Starting Threads

Hi @all
I’ve many different threads to run parallel. Some of these have a
special feature. At the starttime, I decide with a variable, which
threads must sleep for 5 ms. The others can start now.

How can I realize this problem??

thanks…

K. R. wrote:

Hi @all
I’ve many different threads to run parallel. Some of these have a
special feature. At the starttime, I decide with a variable, which
threads must sleep for 5 ms. The others can start now.

How can I realize this problem??

thanks…

Thread.new # Look up some uses for it based on what your doing.

as for the variable… wait = sleep(5)

i assume you meant 5 secs and not 5 milliseconds because i believe

that you cant sleep under 1 second if i remember correctly as sleep does
not allow sleep(0.05)

K. R. wrote:

Hi @all
I’ve many different threads to run parallel. Some of these have a
special feature. At the starttime, I decide with a variable, which
threads must sleep for 5 ms. The others can start now.

How can I realize this problem??

thanks…

Try something like this:

x = 1
threads = []

10.times do |i|
threads << Thread.new(x) do |my_var|
if my_var < 5
my_var = 10
sleep(0.05)
end

puts "thread #{i} executing"

end
end

threads.each do |thr|
thr.join
end

–output:–
thread 4 executing
thread 3 executing
thread 2 executing
thread 1 executing
thread 0 executing
thread 9 executing
thread 8 executing
thread 7 executing
thread 6 executing
thread 5 executing

On Oct 25, 2007, at 7:56 AM, K. R. wrote:

Hi @all
I’ve many different threads to run parallel. Some of these have a
special feature. At the starttime, I decide with a variable, which
threads must sleep for 5 ms. The others can start now.

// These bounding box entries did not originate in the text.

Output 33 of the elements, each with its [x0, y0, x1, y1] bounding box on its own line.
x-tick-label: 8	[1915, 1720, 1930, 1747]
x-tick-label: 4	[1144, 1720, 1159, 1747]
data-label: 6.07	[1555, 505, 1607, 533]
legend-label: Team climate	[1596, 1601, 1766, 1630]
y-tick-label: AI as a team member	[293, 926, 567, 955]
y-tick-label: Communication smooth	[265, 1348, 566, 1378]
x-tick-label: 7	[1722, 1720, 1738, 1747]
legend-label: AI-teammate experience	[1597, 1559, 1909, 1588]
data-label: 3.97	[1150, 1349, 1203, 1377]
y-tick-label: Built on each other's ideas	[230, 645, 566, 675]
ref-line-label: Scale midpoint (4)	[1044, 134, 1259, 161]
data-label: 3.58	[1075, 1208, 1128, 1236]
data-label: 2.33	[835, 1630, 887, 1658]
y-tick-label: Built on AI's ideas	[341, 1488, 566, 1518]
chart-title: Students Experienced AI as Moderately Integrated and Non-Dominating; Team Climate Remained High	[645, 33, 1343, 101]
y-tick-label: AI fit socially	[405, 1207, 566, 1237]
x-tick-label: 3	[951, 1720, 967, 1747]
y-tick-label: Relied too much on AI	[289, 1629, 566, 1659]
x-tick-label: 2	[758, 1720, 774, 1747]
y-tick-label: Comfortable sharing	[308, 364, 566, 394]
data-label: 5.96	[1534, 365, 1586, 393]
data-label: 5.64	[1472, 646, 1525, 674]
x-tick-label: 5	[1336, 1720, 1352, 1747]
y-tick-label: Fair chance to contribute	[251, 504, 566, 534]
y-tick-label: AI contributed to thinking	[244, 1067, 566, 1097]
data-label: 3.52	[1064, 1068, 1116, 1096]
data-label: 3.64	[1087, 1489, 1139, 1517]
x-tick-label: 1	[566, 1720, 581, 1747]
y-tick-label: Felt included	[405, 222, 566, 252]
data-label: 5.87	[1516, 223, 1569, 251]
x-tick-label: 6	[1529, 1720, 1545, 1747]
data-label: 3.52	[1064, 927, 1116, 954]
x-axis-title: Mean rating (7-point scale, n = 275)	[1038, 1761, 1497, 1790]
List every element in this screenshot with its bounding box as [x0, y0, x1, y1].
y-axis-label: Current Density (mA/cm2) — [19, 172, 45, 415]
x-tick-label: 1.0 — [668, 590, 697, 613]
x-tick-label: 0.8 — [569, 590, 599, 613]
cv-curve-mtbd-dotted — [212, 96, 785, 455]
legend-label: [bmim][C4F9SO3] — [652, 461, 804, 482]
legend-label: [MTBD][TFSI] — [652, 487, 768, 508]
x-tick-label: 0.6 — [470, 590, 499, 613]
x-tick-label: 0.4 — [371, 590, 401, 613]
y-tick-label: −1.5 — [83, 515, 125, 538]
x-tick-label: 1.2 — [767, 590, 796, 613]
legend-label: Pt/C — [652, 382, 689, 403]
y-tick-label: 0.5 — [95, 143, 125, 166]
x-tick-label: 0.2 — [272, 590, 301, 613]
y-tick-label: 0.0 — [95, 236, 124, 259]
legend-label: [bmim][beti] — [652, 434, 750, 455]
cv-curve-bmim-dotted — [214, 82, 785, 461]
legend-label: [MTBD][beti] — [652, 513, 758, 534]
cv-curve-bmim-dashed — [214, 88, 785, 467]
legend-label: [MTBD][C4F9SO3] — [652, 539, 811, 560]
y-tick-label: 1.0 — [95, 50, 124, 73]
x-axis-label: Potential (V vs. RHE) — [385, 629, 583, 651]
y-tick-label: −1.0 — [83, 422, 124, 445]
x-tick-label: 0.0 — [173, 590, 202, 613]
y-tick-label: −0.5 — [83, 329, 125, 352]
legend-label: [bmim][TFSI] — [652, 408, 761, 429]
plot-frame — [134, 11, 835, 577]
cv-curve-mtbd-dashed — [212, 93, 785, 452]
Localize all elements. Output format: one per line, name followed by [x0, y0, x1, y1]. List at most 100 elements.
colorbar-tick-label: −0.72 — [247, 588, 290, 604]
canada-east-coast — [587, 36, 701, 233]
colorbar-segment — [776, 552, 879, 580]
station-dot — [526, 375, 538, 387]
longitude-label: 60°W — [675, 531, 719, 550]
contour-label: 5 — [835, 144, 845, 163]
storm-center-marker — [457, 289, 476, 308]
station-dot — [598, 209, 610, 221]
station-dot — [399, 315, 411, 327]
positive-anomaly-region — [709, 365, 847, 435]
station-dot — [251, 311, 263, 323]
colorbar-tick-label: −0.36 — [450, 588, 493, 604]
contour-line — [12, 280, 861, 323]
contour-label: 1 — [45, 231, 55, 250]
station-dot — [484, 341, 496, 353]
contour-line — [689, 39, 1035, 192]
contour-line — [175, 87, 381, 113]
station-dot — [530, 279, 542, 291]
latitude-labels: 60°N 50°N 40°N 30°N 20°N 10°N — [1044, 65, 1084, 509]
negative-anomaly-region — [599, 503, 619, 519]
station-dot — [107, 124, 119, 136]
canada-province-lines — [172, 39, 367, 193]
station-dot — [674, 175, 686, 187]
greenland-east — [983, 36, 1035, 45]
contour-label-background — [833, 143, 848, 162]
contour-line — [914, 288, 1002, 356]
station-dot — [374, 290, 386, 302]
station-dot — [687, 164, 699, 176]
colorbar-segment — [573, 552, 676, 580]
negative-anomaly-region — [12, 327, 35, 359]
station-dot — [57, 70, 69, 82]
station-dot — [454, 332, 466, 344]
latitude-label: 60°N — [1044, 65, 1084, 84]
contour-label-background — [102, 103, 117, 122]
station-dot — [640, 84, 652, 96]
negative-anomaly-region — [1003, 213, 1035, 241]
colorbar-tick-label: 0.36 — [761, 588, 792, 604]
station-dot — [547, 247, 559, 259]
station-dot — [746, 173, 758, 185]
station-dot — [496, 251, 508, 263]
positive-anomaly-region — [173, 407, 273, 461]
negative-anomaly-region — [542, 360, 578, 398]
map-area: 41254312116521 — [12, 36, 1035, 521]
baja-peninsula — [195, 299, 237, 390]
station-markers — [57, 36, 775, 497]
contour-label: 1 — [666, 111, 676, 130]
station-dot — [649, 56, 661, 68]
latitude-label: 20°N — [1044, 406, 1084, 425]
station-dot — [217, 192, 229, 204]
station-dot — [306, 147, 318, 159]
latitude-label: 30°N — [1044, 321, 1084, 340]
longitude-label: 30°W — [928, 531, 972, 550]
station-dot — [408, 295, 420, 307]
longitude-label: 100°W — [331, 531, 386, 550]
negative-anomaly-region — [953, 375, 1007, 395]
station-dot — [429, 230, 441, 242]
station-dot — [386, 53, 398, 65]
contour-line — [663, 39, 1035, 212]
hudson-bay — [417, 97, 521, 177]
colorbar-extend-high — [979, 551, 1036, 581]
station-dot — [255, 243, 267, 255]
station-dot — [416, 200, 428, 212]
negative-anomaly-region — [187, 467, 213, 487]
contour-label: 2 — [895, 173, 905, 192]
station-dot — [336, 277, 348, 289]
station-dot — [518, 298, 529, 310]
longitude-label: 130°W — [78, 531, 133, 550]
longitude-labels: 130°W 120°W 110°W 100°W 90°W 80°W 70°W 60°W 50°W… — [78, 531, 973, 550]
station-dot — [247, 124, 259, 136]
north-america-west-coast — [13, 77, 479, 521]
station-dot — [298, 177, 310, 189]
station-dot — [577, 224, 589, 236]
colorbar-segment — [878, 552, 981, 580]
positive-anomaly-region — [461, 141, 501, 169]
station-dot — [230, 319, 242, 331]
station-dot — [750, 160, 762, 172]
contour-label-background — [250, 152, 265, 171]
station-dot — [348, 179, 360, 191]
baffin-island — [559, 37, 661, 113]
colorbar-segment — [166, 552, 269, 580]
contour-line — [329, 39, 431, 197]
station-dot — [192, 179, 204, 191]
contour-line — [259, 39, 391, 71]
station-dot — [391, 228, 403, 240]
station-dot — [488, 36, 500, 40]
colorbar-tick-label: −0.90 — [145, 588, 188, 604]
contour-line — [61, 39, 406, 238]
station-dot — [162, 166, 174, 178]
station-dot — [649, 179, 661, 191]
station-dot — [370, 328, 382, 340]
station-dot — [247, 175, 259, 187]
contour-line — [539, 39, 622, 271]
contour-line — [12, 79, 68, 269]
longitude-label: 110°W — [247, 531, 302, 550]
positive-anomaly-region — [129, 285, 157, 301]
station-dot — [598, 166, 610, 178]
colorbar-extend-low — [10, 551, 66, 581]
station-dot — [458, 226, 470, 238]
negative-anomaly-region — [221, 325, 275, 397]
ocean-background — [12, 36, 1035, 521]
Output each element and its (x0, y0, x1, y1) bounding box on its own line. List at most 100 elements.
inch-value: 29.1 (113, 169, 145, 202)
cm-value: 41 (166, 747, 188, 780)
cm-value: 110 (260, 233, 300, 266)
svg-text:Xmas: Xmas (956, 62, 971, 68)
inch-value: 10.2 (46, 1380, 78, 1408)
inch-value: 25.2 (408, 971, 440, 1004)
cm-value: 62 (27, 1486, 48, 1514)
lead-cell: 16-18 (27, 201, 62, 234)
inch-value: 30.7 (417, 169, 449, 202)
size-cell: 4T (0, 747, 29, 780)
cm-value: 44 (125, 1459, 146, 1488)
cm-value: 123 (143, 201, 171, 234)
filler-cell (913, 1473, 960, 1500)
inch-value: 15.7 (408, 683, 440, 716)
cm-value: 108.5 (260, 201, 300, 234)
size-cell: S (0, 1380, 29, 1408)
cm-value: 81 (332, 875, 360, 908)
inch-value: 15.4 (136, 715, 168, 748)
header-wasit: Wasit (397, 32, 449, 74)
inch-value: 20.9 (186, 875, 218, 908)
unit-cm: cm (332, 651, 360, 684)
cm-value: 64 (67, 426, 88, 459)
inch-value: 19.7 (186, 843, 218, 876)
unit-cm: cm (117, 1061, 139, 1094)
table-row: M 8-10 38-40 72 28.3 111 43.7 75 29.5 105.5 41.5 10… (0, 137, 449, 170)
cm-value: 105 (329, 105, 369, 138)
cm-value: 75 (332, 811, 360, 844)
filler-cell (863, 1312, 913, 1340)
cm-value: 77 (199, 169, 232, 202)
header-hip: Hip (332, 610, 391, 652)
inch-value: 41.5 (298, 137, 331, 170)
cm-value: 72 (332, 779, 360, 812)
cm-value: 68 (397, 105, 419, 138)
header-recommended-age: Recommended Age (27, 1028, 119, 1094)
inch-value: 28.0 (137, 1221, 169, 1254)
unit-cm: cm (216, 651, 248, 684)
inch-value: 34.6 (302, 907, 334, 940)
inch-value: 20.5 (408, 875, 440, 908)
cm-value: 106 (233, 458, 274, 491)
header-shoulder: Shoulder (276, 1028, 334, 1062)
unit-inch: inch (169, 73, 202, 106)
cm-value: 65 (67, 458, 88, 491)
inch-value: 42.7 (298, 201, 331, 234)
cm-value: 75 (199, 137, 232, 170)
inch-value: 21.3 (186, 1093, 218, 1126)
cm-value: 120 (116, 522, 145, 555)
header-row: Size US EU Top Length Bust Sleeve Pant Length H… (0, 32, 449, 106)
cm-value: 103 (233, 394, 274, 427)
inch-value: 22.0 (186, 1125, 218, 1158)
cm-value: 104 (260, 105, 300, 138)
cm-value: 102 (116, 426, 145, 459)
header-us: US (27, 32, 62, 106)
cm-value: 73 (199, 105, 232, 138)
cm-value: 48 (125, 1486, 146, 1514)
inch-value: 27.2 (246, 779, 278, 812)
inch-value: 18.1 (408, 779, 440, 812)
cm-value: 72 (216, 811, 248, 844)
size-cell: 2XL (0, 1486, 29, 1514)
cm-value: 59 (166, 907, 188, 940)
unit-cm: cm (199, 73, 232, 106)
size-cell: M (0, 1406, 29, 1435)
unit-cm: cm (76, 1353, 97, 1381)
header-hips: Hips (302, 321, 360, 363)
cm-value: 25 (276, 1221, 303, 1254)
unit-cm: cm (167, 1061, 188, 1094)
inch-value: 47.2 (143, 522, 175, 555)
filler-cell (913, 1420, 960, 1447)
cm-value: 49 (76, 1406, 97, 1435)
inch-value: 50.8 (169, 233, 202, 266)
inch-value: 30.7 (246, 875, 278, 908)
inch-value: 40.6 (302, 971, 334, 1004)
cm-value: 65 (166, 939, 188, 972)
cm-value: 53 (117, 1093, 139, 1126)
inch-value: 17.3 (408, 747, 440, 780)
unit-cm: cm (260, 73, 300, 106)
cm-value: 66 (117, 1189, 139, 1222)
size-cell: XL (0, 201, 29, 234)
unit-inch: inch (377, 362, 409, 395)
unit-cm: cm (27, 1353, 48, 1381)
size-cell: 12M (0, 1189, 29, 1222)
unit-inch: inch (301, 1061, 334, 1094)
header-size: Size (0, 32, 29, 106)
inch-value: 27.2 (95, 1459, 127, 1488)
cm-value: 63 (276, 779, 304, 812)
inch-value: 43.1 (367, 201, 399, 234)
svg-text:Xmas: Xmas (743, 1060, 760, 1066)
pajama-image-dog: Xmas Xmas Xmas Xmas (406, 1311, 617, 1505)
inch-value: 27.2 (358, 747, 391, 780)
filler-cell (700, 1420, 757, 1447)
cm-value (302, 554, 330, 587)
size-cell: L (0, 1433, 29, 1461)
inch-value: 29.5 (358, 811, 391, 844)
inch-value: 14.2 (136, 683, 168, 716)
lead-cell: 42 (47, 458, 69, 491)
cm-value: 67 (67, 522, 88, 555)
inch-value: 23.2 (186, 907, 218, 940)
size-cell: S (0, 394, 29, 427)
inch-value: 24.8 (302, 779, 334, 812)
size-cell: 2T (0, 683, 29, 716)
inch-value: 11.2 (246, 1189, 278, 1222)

How can I realize this problem??

threads aren’t quite that deterministic - you may find some without
sleep take longer to start that the ones with the 5ms sleep. what
are you trying to do that requires such strict timing constraints?

regards.

a @ http://codeforpeople.com/

Michael L. wrote:

that you cant sleep under 1 second if i remember correctly as sleep does
not allow sleep(0.05)

It does: ruby’s #sleep calls select() in that case.